In March 2005, she had to deal with another two golf ball-sized abscesses in the crease of her buttocks near her anal region. Faced with law school exams and mandatory internship, she consulted with a doctor who put her on a regimen of antibiotics and pain medication until she could have the surgery, four months later, after which she utilized the VAC (vacuum-assisted closure) therapy to speed up the healing process. She had yet another procedure in August to seal the wound.
Five years later, the painful abscesses showed up again, this time under her arms as well as in her groin and pubic regions. It was at that point that she spoke to her brother-in-law, a physician about her ongoing skin issues; he told her that she could have HS.
Neely researched the disease then sought assistance from a dermatologist who confirmed an HS diagnosis and treated her with oral and topical antibiotics which did not work. She was referred to a surgeon to remove the abscesses from her underarms.
"I was disturbed in the beginning, especially when I did not know what it was, because it just kept happening -- and the surgeries made it no better.
"Then when I found out what the condition was, it became worse, because when I read [about it on] the Internet, it said this will happen to you for the rest of your life. There is no cure; the only treatment is surgery and antibiotics. So that put me in a tailspin and I went on a regimen of surgery and antibiotics and from 2011 to 2013. Every time the abscesses came, I went and got them removed. And that's how I was going along until last year."

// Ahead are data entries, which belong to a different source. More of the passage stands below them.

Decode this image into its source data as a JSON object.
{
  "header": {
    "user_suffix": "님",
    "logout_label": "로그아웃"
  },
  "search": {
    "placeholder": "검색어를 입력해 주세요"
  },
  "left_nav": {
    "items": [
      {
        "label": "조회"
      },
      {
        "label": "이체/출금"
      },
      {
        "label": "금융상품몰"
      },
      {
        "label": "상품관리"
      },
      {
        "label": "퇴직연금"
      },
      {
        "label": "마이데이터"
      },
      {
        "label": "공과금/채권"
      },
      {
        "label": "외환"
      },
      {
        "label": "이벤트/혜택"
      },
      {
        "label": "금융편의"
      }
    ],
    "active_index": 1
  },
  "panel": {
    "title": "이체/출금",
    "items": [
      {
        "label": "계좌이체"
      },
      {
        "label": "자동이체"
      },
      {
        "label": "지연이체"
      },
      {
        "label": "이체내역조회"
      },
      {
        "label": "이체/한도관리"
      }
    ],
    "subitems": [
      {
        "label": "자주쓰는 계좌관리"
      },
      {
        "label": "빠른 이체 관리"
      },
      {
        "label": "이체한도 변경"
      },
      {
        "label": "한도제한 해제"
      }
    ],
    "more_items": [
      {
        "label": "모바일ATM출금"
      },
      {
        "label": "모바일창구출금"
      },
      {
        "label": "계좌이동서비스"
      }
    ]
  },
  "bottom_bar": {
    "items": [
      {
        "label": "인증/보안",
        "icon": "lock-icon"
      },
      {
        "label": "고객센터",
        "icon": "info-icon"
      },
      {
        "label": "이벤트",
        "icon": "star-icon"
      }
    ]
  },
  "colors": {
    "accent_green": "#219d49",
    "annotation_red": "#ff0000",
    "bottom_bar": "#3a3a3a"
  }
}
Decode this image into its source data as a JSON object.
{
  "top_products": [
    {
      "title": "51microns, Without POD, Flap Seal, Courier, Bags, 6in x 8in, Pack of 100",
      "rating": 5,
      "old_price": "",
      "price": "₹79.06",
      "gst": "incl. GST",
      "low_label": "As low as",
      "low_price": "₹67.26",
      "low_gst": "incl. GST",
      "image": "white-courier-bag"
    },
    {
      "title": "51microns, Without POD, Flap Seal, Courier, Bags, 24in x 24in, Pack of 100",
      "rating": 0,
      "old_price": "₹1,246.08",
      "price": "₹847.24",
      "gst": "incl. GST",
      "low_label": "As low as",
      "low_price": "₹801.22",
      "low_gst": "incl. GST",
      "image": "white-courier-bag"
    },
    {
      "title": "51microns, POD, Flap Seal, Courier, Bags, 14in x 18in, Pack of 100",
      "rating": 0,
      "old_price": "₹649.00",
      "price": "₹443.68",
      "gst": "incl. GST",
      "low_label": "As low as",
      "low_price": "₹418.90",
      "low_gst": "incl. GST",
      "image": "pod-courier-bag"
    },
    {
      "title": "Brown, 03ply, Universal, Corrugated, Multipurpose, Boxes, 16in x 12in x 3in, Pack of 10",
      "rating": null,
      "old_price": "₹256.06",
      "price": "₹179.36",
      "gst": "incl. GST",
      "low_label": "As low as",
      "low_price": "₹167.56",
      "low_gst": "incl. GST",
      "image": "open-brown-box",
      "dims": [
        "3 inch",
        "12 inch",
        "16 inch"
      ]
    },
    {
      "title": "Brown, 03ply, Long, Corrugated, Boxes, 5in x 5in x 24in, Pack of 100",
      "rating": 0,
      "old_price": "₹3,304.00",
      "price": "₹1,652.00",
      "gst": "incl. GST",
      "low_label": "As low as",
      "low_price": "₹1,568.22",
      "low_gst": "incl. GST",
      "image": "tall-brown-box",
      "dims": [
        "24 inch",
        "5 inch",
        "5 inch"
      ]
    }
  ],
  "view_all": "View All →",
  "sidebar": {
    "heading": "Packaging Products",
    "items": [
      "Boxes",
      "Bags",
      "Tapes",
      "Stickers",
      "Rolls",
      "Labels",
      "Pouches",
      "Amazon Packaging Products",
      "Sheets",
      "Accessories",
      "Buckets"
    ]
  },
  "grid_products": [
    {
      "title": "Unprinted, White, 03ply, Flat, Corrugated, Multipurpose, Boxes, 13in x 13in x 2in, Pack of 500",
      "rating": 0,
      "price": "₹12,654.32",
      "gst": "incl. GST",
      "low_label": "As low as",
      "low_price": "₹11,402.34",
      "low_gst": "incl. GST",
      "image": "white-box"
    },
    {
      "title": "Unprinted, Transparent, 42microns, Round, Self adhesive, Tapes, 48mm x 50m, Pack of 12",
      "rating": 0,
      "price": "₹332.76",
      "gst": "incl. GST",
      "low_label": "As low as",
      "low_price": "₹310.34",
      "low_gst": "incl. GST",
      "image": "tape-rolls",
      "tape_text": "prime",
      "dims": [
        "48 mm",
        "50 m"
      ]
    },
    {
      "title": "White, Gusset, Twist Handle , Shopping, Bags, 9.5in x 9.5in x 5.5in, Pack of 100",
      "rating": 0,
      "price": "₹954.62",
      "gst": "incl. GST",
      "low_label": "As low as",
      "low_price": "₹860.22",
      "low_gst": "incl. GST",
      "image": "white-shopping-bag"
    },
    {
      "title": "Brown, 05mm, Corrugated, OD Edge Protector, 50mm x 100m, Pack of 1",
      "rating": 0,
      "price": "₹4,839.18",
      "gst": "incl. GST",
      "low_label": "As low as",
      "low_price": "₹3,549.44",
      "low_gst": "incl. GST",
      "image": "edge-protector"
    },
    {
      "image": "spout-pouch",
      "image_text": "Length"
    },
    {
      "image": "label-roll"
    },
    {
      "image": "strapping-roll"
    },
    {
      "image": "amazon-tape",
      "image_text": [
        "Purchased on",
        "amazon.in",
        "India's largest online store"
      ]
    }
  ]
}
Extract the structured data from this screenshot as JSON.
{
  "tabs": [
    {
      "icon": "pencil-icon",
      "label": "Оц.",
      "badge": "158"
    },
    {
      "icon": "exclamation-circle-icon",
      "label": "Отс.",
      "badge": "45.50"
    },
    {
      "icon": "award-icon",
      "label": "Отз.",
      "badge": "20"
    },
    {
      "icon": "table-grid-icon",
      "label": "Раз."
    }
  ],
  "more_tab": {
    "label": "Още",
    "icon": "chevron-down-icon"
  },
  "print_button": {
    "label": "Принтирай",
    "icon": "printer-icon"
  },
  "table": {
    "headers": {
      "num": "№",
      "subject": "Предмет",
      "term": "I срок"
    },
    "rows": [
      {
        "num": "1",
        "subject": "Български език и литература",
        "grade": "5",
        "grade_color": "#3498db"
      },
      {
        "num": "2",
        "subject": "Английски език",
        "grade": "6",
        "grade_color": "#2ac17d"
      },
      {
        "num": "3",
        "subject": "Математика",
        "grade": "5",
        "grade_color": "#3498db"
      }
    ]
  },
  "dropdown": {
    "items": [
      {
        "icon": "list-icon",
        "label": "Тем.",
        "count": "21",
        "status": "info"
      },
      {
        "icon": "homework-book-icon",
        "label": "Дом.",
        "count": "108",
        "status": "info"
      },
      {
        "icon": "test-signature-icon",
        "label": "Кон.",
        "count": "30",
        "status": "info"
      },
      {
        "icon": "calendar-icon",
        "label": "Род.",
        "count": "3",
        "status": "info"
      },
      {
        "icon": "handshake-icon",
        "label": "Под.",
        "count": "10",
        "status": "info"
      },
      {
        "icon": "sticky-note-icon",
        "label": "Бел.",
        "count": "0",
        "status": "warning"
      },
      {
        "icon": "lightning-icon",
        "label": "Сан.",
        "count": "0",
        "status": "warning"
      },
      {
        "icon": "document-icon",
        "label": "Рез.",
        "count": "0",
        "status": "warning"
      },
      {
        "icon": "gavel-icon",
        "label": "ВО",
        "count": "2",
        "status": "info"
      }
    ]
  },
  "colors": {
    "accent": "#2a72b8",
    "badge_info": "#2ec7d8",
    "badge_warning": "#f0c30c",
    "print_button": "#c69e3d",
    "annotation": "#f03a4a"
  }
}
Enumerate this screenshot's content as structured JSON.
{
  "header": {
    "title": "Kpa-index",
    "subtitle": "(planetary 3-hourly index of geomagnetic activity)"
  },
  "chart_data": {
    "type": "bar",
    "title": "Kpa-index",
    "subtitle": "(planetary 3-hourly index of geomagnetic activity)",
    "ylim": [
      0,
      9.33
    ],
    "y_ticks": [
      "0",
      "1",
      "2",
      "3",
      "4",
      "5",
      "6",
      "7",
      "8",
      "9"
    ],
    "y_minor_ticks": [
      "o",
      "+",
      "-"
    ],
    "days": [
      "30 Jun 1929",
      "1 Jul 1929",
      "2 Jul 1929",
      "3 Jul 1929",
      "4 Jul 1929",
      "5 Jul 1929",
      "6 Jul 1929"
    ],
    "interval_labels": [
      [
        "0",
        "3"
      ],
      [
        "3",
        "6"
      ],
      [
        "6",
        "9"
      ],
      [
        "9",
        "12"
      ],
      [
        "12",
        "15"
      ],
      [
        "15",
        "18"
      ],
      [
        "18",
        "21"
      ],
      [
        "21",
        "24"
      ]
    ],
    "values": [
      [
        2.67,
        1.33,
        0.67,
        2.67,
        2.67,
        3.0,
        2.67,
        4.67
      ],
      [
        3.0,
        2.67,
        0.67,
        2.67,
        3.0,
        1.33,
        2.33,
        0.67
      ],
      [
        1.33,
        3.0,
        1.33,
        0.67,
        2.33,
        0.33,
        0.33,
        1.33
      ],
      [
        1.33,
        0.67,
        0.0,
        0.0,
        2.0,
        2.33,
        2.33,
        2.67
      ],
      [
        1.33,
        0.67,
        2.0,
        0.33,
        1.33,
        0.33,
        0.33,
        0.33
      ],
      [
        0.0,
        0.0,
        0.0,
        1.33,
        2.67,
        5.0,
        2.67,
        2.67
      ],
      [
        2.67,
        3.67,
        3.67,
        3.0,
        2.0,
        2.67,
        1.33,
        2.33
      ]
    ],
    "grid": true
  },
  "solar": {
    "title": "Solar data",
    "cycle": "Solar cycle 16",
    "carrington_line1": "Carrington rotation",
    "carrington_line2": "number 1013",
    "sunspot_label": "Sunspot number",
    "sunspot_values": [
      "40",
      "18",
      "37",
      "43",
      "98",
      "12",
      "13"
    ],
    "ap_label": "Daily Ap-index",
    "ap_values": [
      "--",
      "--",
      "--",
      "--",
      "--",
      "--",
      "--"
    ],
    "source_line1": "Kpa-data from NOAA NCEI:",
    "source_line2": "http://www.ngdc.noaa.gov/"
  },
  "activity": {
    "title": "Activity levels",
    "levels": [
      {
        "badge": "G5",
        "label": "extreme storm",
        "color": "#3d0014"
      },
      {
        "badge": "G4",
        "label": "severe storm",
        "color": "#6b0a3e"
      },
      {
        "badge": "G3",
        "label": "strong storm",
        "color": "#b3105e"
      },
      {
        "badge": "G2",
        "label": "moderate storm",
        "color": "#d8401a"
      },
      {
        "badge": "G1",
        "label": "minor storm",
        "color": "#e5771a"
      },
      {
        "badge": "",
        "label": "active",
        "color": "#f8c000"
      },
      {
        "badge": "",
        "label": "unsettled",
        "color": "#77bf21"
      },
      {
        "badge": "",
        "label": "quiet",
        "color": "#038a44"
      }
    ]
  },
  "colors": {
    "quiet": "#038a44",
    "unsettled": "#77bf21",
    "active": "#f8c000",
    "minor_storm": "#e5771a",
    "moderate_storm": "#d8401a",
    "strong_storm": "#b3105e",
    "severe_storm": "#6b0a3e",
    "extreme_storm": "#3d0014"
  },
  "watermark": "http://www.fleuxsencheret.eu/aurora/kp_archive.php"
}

In 2014 she faced her most painful of abscesses; it was in her buttocks again. Neely was told she needed surgery again and would have to take at least six months off work.
"I was at my wit's end," said Neely. "I was tired. I was afraid, and I was depressed."
Making a change
She was also determined that things had to change. Neely who stood five-feet-two and weighed 202 pounds, made the decision to lose weight to see if it would help with the symptoms. She bought into the Whole30 nutrition program, reduced her weight by 43 pounds over a five-month period, and she said she saw her abscesses go away.
Neely is now a health coach with the company Watch Your Mouth, through which she coaches people to achieve their goals of optimal health and wellness with the Whole30 as one of her core program offerings.
"We're not quite sure what causes the symptoms to flare," said Dr. Whitfield. "But we advise people that keeping clean may help and cut down on the attacks; that people who are grossly overweight lose weight. So that could possibly help and that it's not because of what constitutes the diet, it's more because the diet constitutes towards weight loss; and that when they get the bumps to put warm compresses on it, to help the abscesses to go down.
We also tend to suggest that people wear loose-fitting clothing, because if it's too tight and irritates the area, that may be one of the things that trigger a flare. Some people, it depends on how severe it gets, actually laser hair removal the area... shaving can cause ingrown hair and that kind of stuff, but that depends on the severity," he said.
Since Neely has been open about her fight with HS she said other people who are plagued with the disease have been contacting her via social media as she strives to get a support group started. She said too many people are suffering and doing so in painful silence, which she said can cause depression as well.
According to Neely though, confirmation of a diagnosis is the first step to healing. She said the second thing is that people have to change their relationship with food.